Bibi Loses Support Over Gaza Truce: Poll
Discontent over the ceasefire Benjamin Netanyahu struck with Hamas in Gaza has cost the Israeli prime minister support but he should still win a Jan. 22 election, an opinion poll showed on Friday.
Maariv newspaper conducted the survey after an eight-day Israeli offensive against Palestinian militants in the Gaza Strip ended on Wednesday with an Egyptian-mediated truce that Netanyahu’s critics said was premature.
The survey said the newly-merged party of Netanyahu and Foreign Minister Avigdor Lieberman, Likud Beitenu, would take 37 of the 120 parliamentary seats up for grabs on Jan. 22. A poll before the conflict suggested they would win 43.
The two factions presently hold 42 seats combined.
Israel launched its offensive last week with the declared aim of ending rocket attacks on its territory from Gaza, which is ruled by the Islamist militant group Hamas. Some 163 Palestinians, including 37 children, and six Israelis were killed in the violence.
After the announcement of the truce, Netanyahu’s political opponents were immediately critical, saying the peace would never last and that Hamas had been let off the hook.
“Right-wing and ultra-religious voters favoured continuing the military operation,” Professor Yitzhak Katz, who conducted the Maariv poll, told Army Radio.

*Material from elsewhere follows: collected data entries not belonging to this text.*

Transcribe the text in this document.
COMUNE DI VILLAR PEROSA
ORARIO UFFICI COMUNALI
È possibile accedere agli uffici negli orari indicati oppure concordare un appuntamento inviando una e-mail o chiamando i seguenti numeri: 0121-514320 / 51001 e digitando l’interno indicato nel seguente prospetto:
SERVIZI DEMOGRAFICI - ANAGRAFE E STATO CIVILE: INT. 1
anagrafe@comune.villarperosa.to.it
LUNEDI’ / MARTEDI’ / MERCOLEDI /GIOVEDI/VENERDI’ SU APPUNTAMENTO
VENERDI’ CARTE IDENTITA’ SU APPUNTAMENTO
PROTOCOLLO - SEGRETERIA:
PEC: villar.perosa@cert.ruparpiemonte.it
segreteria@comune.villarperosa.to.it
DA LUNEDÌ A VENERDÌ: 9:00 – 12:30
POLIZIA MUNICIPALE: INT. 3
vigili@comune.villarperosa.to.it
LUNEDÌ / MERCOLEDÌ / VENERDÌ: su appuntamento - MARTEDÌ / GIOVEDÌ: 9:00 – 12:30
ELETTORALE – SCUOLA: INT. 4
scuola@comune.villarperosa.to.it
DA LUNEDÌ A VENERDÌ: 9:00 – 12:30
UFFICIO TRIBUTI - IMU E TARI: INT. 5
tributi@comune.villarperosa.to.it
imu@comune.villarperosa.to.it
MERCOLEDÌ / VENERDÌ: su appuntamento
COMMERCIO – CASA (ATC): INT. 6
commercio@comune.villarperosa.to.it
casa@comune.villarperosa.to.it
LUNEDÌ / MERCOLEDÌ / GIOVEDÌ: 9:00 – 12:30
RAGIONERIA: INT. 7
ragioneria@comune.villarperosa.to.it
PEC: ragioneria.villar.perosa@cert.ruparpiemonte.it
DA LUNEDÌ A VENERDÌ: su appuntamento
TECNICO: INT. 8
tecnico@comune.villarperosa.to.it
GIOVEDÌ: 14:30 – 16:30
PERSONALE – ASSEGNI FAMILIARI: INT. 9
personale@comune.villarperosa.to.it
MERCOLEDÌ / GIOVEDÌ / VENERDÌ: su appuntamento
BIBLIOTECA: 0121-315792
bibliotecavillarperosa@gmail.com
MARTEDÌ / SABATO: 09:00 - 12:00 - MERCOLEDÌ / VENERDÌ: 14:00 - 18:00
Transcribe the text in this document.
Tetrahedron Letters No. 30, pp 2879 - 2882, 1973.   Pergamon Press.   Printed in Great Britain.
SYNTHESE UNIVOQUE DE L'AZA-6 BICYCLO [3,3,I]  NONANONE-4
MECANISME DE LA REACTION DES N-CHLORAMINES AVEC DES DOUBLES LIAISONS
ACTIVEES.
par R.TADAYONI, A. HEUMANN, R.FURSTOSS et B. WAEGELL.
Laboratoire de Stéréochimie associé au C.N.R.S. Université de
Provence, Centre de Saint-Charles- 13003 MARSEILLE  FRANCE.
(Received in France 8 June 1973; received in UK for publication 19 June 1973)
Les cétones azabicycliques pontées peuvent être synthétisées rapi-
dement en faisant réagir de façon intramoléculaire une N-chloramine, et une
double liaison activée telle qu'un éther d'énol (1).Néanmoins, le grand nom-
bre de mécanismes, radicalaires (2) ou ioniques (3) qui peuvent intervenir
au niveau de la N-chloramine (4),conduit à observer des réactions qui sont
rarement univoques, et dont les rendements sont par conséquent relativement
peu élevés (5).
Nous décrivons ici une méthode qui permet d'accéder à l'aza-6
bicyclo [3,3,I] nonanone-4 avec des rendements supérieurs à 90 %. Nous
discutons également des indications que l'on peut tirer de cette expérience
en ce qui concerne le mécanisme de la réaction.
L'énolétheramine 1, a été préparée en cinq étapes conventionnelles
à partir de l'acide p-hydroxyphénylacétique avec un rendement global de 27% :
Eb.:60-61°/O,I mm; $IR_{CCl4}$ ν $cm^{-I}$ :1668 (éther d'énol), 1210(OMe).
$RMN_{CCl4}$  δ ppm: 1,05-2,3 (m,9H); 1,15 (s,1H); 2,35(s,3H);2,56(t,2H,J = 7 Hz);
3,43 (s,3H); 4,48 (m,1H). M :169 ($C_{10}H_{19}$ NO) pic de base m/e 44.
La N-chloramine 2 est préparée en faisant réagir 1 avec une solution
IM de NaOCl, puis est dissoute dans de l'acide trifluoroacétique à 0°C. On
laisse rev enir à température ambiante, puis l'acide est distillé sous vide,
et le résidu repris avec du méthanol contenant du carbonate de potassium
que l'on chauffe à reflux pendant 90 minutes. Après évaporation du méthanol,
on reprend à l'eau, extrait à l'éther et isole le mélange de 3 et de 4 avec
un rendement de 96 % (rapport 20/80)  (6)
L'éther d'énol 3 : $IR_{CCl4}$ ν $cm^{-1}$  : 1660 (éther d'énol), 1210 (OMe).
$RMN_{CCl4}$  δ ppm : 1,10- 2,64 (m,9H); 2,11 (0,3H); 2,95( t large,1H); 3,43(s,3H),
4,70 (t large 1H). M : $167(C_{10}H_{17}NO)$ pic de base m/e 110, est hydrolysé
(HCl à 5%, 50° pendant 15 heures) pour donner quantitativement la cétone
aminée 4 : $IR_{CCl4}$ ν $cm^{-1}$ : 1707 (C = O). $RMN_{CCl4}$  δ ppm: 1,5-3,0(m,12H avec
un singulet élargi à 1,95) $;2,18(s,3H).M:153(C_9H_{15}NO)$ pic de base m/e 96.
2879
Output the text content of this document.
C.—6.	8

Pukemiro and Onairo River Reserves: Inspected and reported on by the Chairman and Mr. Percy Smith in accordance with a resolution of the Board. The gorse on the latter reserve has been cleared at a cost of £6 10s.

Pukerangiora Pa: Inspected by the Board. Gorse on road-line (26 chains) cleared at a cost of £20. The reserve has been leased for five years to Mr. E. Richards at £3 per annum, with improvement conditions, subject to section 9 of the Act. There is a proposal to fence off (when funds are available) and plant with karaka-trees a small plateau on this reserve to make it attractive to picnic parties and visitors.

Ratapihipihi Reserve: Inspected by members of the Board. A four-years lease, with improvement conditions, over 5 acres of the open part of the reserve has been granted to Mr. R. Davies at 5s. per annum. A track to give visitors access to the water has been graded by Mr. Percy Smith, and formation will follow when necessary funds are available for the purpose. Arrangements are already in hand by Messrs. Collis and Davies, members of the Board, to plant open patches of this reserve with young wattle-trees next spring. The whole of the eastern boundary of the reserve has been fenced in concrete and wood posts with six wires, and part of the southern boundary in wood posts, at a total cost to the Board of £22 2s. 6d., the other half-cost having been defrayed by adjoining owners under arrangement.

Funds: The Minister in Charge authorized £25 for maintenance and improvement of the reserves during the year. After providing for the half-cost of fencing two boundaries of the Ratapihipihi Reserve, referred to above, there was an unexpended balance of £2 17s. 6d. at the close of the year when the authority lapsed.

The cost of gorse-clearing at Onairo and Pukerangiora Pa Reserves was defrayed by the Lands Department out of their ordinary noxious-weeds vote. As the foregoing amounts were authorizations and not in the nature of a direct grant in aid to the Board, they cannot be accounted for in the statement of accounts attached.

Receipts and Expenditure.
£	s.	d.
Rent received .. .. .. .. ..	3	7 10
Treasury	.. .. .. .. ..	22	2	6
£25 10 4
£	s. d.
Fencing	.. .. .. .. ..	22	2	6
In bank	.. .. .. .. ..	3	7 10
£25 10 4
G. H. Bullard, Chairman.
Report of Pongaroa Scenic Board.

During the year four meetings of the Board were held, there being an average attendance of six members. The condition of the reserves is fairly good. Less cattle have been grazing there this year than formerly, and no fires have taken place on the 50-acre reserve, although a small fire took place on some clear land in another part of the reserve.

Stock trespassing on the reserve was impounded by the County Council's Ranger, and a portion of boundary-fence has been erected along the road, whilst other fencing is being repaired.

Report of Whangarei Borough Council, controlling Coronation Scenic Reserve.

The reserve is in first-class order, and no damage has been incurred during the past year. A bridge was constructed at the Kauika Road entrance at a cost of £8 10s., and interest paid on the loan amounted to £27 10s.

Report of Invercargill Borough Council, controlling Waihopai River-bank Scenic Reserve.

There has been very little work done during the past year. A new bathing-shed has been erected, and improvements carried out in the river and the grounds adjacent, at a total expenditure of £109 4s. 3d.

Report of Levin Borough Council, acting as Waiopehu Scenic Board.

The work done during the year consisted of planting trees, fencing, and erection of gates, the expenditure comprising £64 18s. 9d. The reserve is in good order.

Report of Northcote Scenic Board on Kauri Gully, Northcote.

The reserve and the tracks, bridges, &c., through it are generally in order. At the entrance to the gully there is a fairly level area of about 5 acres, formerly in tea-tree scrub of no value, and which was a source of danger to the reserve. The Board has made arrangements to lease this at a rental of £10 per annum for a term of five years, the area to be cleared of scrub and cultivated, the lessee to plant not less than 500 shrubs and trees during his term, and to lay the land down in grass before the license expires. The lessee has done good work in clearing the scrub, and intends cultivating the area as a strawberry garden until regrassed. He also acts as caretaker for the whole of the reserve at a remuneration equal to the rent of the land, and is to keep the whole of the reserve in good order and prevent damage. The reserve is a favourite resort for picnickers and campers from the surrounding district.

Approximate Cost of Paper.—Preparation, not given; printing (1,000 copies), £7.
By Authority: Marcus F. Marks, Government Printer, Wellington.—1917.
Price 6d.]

The survey said 31 percent of Israelis approved of the ceasefire while 49 percent were opposed. Asked if the army should have re-occupied Gaza, 41 percent were against and 29 percent in favour.
Israel captured the Gaza Strip from Egypt in the 1967 Middle East war and withdrew in 2005, leaving the territory in the hands of the Western-backed Palestinian Authority. Hamas seized control in 2007.
FORMER LEADERS WAITING IN THE WINGS
Despite the predicted drop in support, Netanyahu remains on track to win a third term as prime minister at the head of a coalition of right-wing and religious parties that together look set to take 67 seats, the poll said.
While the prime minister has seen a dip in support, his defence minister, Ehud Barak, appears to have got a boost from the conflict, with his tiny Atzmaut faction on course to win four seats. Previous polls predicted it would win none.
The poll showed Israel’s splintered centre-left bloc taking 50 seats, with a reinvigorated Labour almost tripling its quota of parliamentarians from eight to 22.
Centrist party Kadima, Israel’s largest faction, is teetering on the brink of elimination from the next parliament. The poll showed it falling from 28 to 2 seats. Other surveys have shown it disappearing altogether.
Israel’s former Foreign Minister Tzipi Livni, pushed out as Kadima’s leader in March, is widely expected to announce next week that she will run at the head of a new centrist party that the poll predicted would win eight seats.
Livni is likely to challenge Netanyahu on diplomacy, charging that he has left Israel isolated on the world stage.